Somos obcecados com perfeição, em todas as esferas da vida. Historicamente, filosoficamente, religiosamente. Cientificamente. E, principalmente, socialmente.
Sempre foi assim. Pegue as primeiras tentativas de explicar o universo sem ser de forma alegórica, por exemplo. Os planetas são esferas perfeitas, que circulam em órbitas circulares perfeitas. Afinal, o universo foi criado por um ser perfeito, então tudo deve ser perfeito. E, desde os Pitagóricos, pelo menos, o círculo e a esfera eram formas perfeitas, uma vez que elas são eternas; não começaram em nenhum ponto, nem terminam em nenhum ponto. Se alguma coisa na realidade pudesse ser considerada um espelho da natureza divina, tinha que ser a esfera.
Um círculo visto mais de perto |
Alguns podem dizer que isso é óbvio. Todo mundo “sabe” que não existe nada perfeito, certo? Mas então porque continuamos almejando relações perfeitas (seja de amizade, familiares ou românticas)? Porque, apesar de admitirmos que ninguém é perfeito, que toda pessoa tem defeitos, nos decepcionamos quando uma pessoa demonstra justamente isso?

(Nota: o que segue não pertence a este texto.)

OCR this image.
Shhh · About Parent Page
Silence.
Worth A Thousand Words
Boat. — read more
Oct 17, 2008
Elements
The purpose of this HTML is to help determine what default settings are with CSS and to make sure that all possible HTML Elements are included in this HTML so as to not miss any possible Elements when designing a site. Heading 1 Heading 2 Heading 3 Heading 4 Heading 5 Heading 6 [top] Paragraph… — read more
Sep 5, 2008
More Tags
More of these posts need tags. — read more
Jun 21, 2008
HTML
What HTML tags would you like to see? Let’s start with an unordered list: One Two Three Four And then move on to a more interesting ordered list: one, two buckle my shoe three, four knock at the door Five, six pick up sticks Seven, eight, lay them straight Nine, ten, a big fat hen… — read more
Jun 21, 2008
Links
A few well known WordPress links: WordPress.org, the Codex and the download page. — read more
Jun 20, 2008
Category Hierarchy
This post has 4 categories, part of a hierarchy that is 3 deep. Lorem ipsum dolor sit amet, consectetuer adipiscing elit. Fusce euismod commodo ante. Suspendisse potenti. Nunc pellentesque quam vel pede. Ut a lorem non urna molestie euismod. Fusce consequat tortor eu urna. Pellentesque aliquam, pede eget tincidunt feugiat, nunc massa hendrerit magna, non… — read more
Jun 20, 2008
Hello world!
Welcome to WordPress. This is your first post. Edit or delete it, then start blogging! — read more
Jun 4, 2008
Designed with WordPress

Talvez o problema seja que, por padrão, não nos relacionamos com pessoas. Nos relacionamos com idealizações que fazemos das pessoas. Criamos um círculo perfeito chamado “pessoa” e, quando chegamos perto, começamos a enxergar as rachaduras. A falta de simetria. A aspereza. E passamos a achar que aquele “círculo” nos enganou e saímos decepcionados.
Mas o problema não é realmente o círculo, não é? O problema é, realmente, acreditarmos que as relações humanas podem ser idealizadas da mesma forma que sólidos geométricos, ou classificações taxonômicas. A diferença é que, nos casos citados, nós reconhecemos que são idealizações, e sabemos que elas só funcionam num nível teórico, para estudo. Elas deixam de funcionar na prática, ou seja; não servem para experimentar a realidade na sua forma natural.
Este é o planeta onde você vive. |
Mas o que tudo isso tem a ver com relações humanas? Bem, tudo. Vivemos querendo buscar o perfeito, e falhamos em perceber que nessa escala idealizada a verdadeira natureza das coisas se perde. O verdadeiro sentido de experimentar o mundo, estar vivo, nos passa despercebido. Nos condenamos quando erramos, condenamos os outros porque erram. E vivemos esperando ser aquela idealização que as pessoas esperam de nós, e queremos que as pessoas sejam a idealização que esperamos delas.
E, assim, fugimos da realidade e somos eternamente infelizes. E então culpamos os outros por não corresponderem às nossas expectativas. Outras pessoas, outros seres, outras realidades, outras épocas. Com isso, deixamos de aprender. De ensinar. E de viver.
Se reconhecemos e admitimos que nada no mundo é perfeito, especialmente as pessoas, esta na hora de começarmos a ver a perfeição não como a solução, mas como o problema das relações humanas. E que a verdadeira virtude está quando olhamos mais de perto, e como somos capazes de lidar com o que quer que esteja além das nossas idealizações, seja em nós, seja no outro. É o que fazemos disso, o que aprendemos e o que mudamos com isso, que talvez seja o que faz toda a diferença.
Não é fácil aceitar que o círculo perfeito, na verdade, não existe, afinal somos muito bons em enganar a nós mesmos a respeito da perfeição das coisas. Fazemos isso desde sempre. E mudar a escala para ver as pessoas como elas realmente são nunca é bonito, frequentemente não é nada agradável e sempre traz consequências que nos mudam para sempre.
Viver não é perfeito. Se relacionar com outros não é perfeito. Mas é verdadeiro. É real.